Figure 6. Relationships between volume fraction of magnetic nanoparticles (MNPs) and θ.

Figure 6. Relationships between volume fraction of magnetic nanoparticles (MNPs) and θ.

4. Conclusions

We have fabricated novel ferronematics based on the PLC material 1. The aggregation of MNPs is reduced by the paramagnetic nature of 1. Similar to classical ferronematics based on the diamagnetic LC materials, the response to applied magnetic field can be enhanced by doping MNPs. MNPs interact with the nematic orientational order and increase the magnetic anisotropy Δχ of PLC material, which causes the decrease of the Frederiks threshold.

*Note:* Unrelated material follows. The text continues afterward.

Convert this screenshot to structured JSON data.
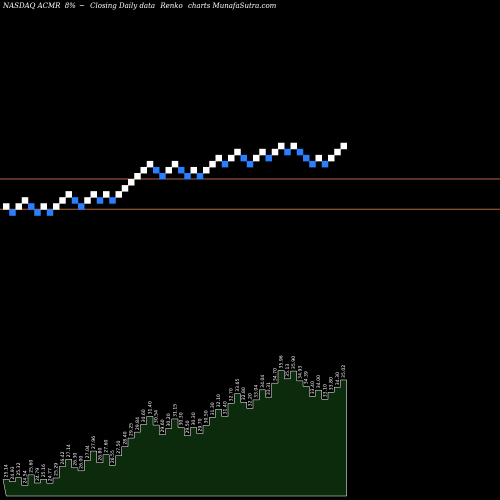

Furthermore, if the paramagnetic anisotropy Δχ_para is increased or the LC elastic constants are decreased by molecular modification and more anisotropically shaped MNPs are doped into PLC hosts with larger paramagnetic susceptibility χ_para, the ferronematics based on PLC materials would be more useful than the conventional ferronematics based on a diamagnetic one.